В какой-то степени даже сам Марат стал жить моей жизнью. Теперь он точно знал, с кем я учусь, общаюсь, в каких отношениях состою. У меня были знакомые, так называемые друзья, хотя за друзей я их не считала. Но были такие люди, с которыми я могла бы прошвырнуться по магазинам или выпить кофе. Одна поправочка — если бы я в этом нуждалась.
Но Марат знал о них всех, а я знала обо всех его знакомых. В то время мне трудно было по-настоящему оценить особую степень доверия и единения, образовавшуюся между нами. Я не ценила, вернее, занизила ее стоимость. Мне казалось, что это так же нормально и обыденно, как и все остальные вещи, которые я получила, проникнув в цивилизованный мир. У меня не было еды, жилья, возможности учиться, книг. Я не знала, что такое радость, уверенность в завтрашнем дне, удовольствие. И узнала обо всех этих вещах только здесь, рядом с Маратом. И наше единение я приравнивала к...ну, уверенности в завтрашнем дне. Крайне полезная и приятная штука, которая доступна всем или почти всем.
Я проникла еще глубже, если такое вообще возможно. Я проникла даже туда, куда боялся заглядывать сам Марат.
Он же чеченец. Родившийся в Чечне, воспитывавшийся в правильной, по их законам, семье. Мне так казалось из его немногословных рассказов, которые состояли из пары-тройки рубленых предложений. Я знала, что его отец любил его мать, она была его первой и единственной женой. Больше он не хотел. Я знала, что его отец учил Марата многим вещам — это проглядывалось в изменяющейся тональности голоса, в которую прорывались глубокие, спрятанные воспоминания. Но стоило копнуть глубже, как Марат закрывался. Захлопывался, как мерзкая раковина, и мне хотелось стукнуть его по башке и заявить, что он упрямый дурак.
Но я же не таран, и такой способ с Маратом никогда не прошел бы. Приходилось действовать мягко, нежно, ловя мужчину в такие моменты, когда он больше всего уязвим. Это два состояния: пьяный Марат и пресыщенный Марат. Ну а так как пил он редко, то оставалось лишь второе. Другое дело, что после секса уже мне не хотелось говорить и о чем-то спрашивать.

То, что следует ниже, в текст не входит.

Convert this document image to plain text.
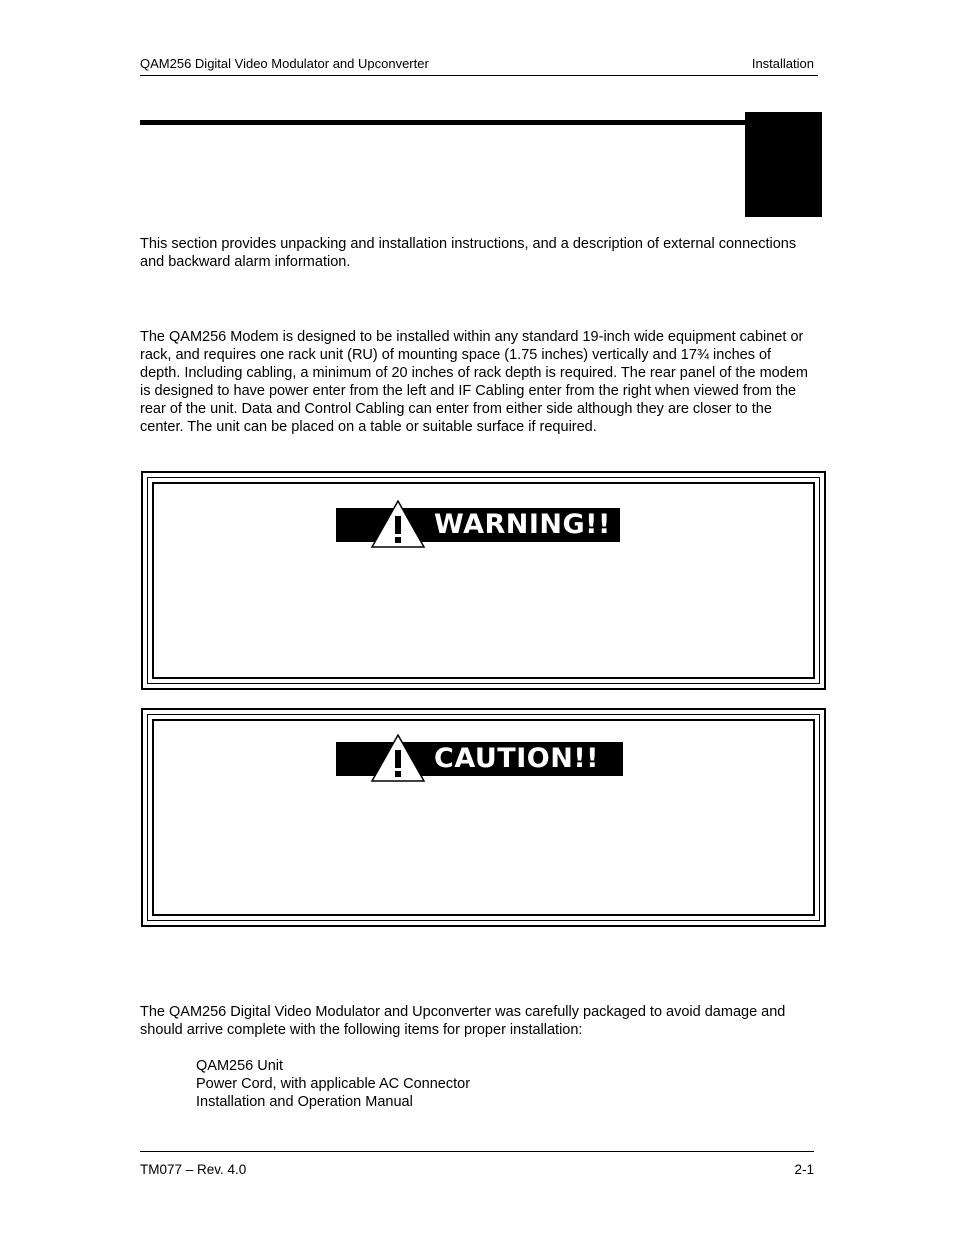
QAM256 Digital Video Modulator and Upconverter	Installation
This section provides unpacking and installation instructions, and a description of external connections and backward alarm information.
The QAM256 Modem is designed to be installed within any standard 19-inch wide equipment cabinet or rack, and requires one rack unit (RU) of mounting space (1.75 inches) vertically and 17¾ inches of depth. Including cabling, a minimum of 20 inches of rack depth is required. The rear panel of the modem is designed to have power enter from the left and IF Cabling enter from the right when viewed from the rear of the unit. Data and Control Cabling can enter from either side although they are closer to the center. The unit can be placed on a table or suitable surface if required.
WARNING!!
CAUTION!!
The QAM256 Digital Video Modulator and Upconverter was carefully packaged to avoid damage and should arrive complete with the following items for proper installation:
QAM256 Unit
Power Cord, with applicable AC Connector
Installation and Operation Manual
TM077 – Rev. 4.0	2-1
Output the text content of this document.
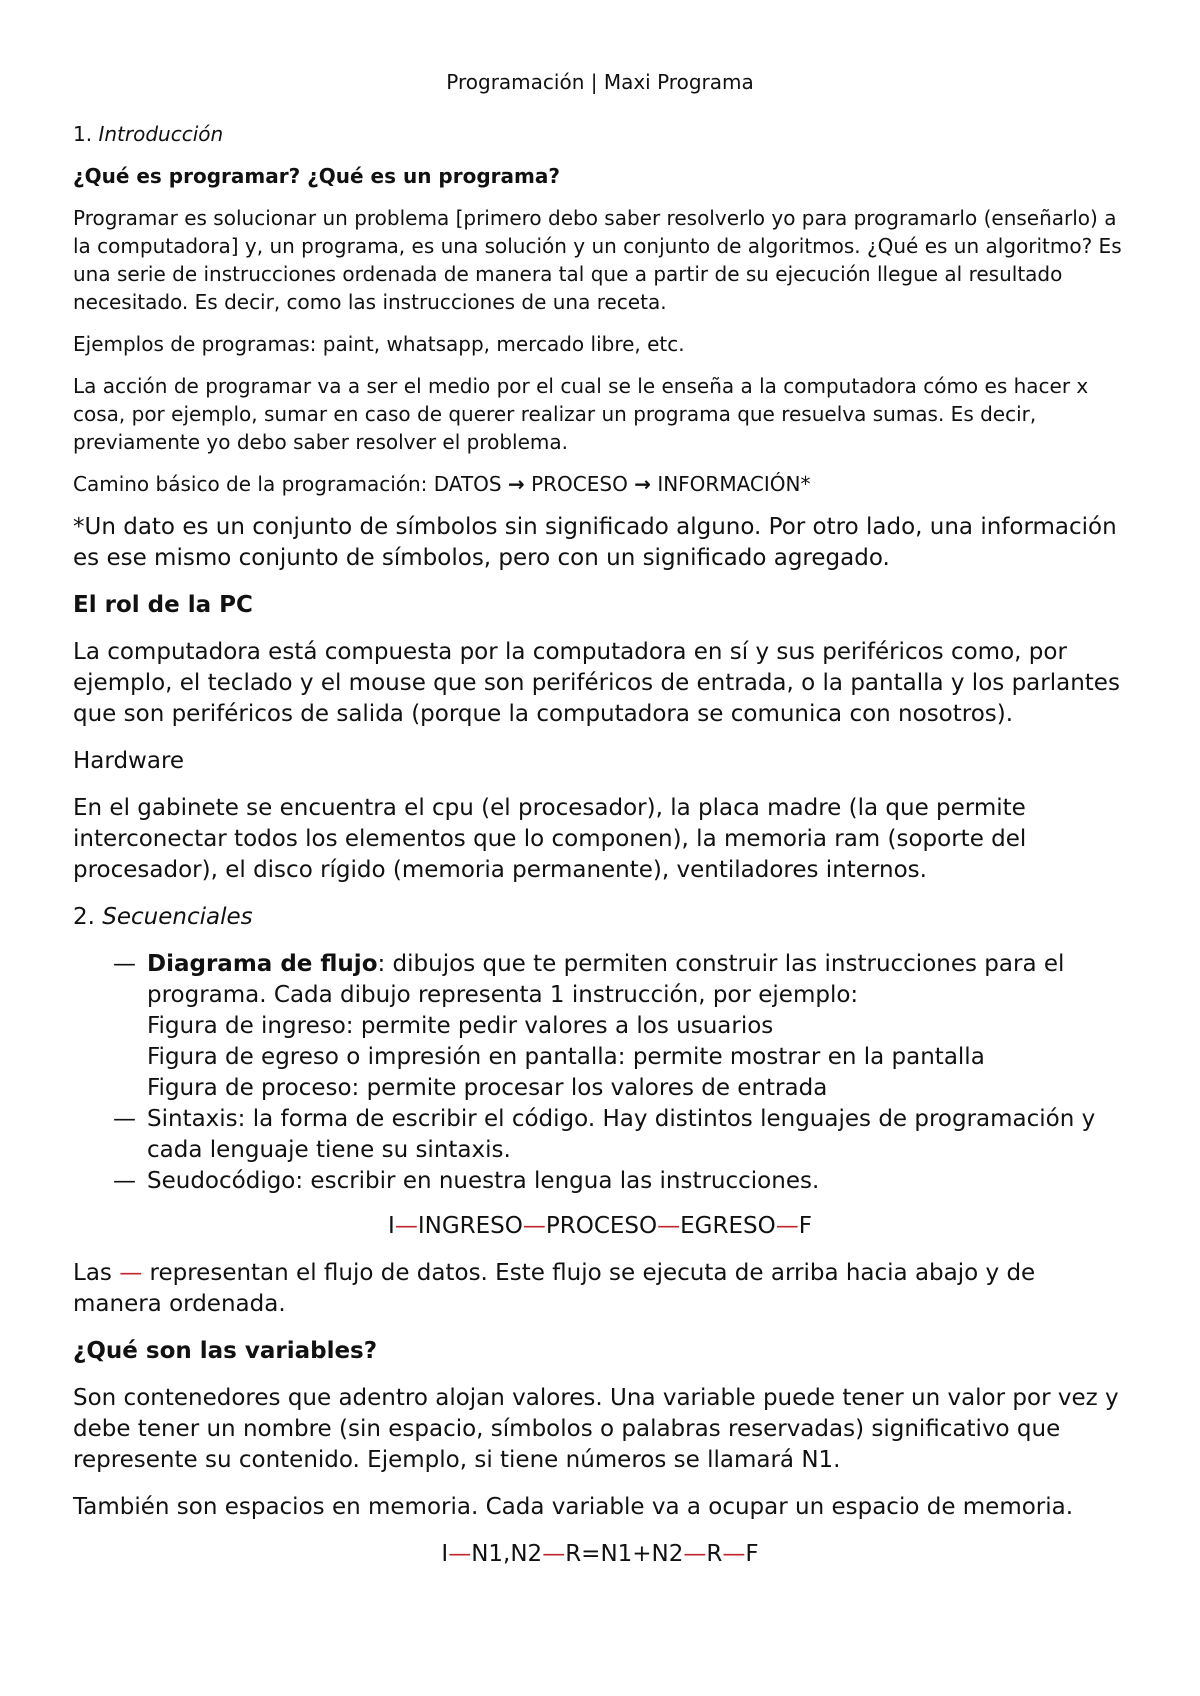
Programación | Maxi Programa

1. Introducción

¿Qué es programar? ¿Qué es un programa?

Programar es solucionar un problema [primero debo saber resolverlo yo para programarlo (enseñarlo) a la computadora] y, un programa, es una solución y un conjunto de algoritmos. ¿Qué es un algoritmo? Es una serie de instrucciones ordenada de manera tal que a partir de su ejecución llegue al resultado necesitado. Es decir, como las instrucciones de una receta.

Ejemplos de programas: paint, whatsapp, mercado libre, etc.

La acción de programar va a ser el medio por el cual se le enseña a la computadora cómo es hacer x cosa, por ejemplo, sumar en caso de querer realizar un programa que resuelva sumas. Es decir, previamente yo debo saber resolver el problema.

Camino básico de la programación: DATOS → PROCESO → INFORMACIÓN*

*Un dato es un conjunto de símbolos sin significado alguno. Por otro lado, una información es ese mismo conjunto de símbolos, pero con un significado agregado.

El rol de la PC

La computadora está compuesta por la computadora en sí y sus periféricos como, por ejemplo, el teclado y el mouse que son periféricos de entrada, o la pantalla y los parlantes que son periféricos de salida (porque la computadora se comunica con nosotros).

Hardware

En el gabinete se encuentra el cpu (el procesador), la placa madre (la que permite interconectar todos los elementos que lo componen), la memoria ram (soporte del procesador), el disco rígido (memoria permanente), ventiladores internos.

2. Secuenciales

— Diagrama de flujo: dibujos que te permiten construir las instrucciones para el programa. Cada dibujo representa 1 instrucción, por ejemplo:
Figura de ingreso: permite pedir valores a los usuarios
Figura de egreso o impresión en pantalla: permite mostrar en la pantalla
Figura de proceso: permite procesar los valores de entrada
— Sintaxis: la forma de escribir el código. Hay distintos lenguajes de programación y cada lenguaje tiene su sintaxis.
— Seudocódigo: escribir en nuestra lengua las instrucciones.

I—INGRESO—PROCESO—EGRESO—F

Las — representan el flujo de datos. Este flujo se ejecuta de arriba hacia abajo y de manera ordenada.

¿Qué son las variables?

Son contenedores que adentro alojan valores. Una variable puede tener un valor por vez y debe tener un nombre (sin espacio, símbolos o palabras reservadas) significativo que represente su contenido. Ejemplo, si tiene números se llamará N1.

También son espacios en memoria. Cada variable va a ocupar un espacio de memoria.

I—N1,N2—R=N1+N2—R—F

Я садилась на Марата верхом, легонько его целовала и гладила. Очень нежно, бережно — касаясь совсем не так, как в порыве страсти. Любила перебирать его волосы, и мужчина чуть ли не мурлыкал от удовольствия. Он почти засыпал, откидывая мне голову на ладонь, а я, как кошка, калачиком сворачивалась у него на груди, убаюкиваясь мерным стуком уверенного и надежного сердца.
— Скажи что-нибудь, — шепотом, еле слышно попросила я. Такой момент не хотелось портить громкостью.
Марат зарылся в мои волосы, наматывая черные пряди на крепкие пальцы.
— Что сказать?
— Не знаю. Что хочешь. Скажи что-нибудь по-чеченски.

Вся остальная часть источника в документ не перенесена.